Maybe there’s more to it, more to everything. Normal may be the fiction to the
dreamworld’s reality.

She locked the door
behind her and followed the snake of electrical cords down the stairs, missing the
dark streak upon the landing; a forgotten smear of now-dried blood, remnants of
the previous night’s violence.

In the foyer at the
bottom of the stairs, she noticed a corner of paper poking from the bottom of
her mailbox. It might have come yesterday and been missed in her distraction,
her eagerness to retreat to the safety of her apartment, though it was hard to
imagine now.

She dug out her mailbox
key and unlocked the small brass door to find a postcard of a roadside café,
the kind found along Route 66 somewhere in the Nevada desert from a time when
red and aquamarine neon, chrome surfaces, and checkered tiles were neither
quaint nor nostalgic, but simply a bright sign of the times. Other elements
seemed more contemporary: the neon sign that promised
HOT COFFEE ALWAYS
, or the simple fact that it was a
café and not a diner or a drive-in. The name of the café blazed red atop a tall
tombstone of polished steel over the doorway of this piece of contemporary
nostalgia left abandoned in the bone-colored sands of some nameless desert:
The
Edge of Madness Café
.

Her hands were shaking,
memories unearthed as if by a backhoe, some as new as last night, as this
morning, as a dream that faded upon waking.

She knew this place, had
been there in her dreams! And she would find Jack there because a talking cat
named Podak told her so.

Forget how or why, she
had stumbled upon a fragment of the truth, proof that this was not all
imagined, not all the wily machinations of a divided personality. She had
dreamed of this place in a dream that seemed more real than life. And now she
was looking at a postcard that proved it was not just a dream.

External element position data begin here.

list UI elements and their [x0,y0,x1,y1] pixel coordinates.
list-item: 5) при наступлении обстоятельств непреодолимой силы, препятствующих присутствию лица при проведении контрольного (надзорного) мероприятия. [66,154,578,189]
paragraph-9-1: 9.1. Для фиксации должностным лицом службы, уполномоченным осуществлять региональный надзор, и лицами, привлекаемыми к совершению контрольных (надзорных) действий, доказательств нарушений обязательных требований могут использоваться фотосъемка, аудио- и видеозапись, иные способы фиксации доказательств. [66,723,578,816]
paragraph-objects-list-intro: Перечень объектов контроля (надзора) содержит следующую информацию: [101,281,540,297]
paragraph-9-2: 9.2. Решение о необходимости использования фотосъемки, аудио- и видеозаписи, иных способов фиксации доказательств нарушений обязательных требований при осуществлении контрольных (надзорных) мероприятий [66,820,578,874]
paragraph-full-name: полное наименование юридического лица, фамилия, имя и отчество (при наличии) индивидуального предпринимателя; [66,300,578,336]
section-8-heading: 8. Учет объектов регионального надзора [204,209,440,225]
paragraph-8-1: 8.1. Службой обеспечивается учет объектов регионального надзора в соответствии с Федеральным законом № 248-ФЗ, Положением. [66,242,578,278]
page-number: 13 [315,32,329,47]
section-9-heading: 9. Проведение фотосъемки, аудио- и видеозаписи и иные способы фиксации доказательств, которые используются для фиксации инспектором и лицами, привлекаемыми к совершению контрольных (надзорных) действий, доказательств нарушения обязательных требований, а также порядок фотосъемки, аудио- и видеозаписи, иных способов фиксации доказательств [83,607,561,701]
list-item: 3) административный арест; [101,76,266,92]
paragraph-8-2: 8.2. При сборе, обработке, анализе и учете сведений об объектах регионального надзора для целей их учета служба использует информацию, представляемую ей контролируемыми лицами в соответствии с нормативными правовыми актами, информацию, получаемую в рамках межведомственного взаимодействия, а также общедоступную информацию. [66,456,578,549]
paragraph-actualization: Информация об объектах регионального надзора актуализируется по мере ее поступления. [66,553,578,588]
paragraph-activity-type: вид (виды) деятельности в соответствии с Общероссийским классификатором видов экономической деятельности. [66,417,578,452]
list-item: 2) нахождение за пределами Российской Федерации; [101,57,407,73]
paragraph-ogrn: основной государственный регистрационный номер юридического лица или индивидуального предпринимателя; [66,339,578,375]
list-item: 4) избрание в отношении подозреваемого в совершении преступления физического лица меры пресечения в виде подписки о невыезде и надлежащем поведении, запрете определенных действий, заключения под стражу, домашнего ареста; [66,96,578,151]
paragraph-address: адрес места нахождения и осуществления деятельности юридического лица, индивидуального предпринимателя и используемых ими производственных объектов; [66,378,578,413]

Jack had sent this! She knew
it even before turning the card over.  The postcard had been delivered during
the night by whatever unearthly means carried something as delicate as reality
across the vast reaches of insanity and dream that separated the two of them. The
postmark was faded and incomplete, no indication of where it was sent from or
when, addressed simply to Ellen Monroe in the same hasty script as the message
scrawled on the last page of Jack’s book. But more than what the words
said—brief and imprecise—was what they represented that made Ellen’s heart beat
faster, her breath run short.
All of it was real!
This was proof she
could hold in her hands, not easily dismissed like an authorless book, or
dreams of a lover that did not exist, or even memories she knew but could not
prove. This was real. This was tangible. This proved everything.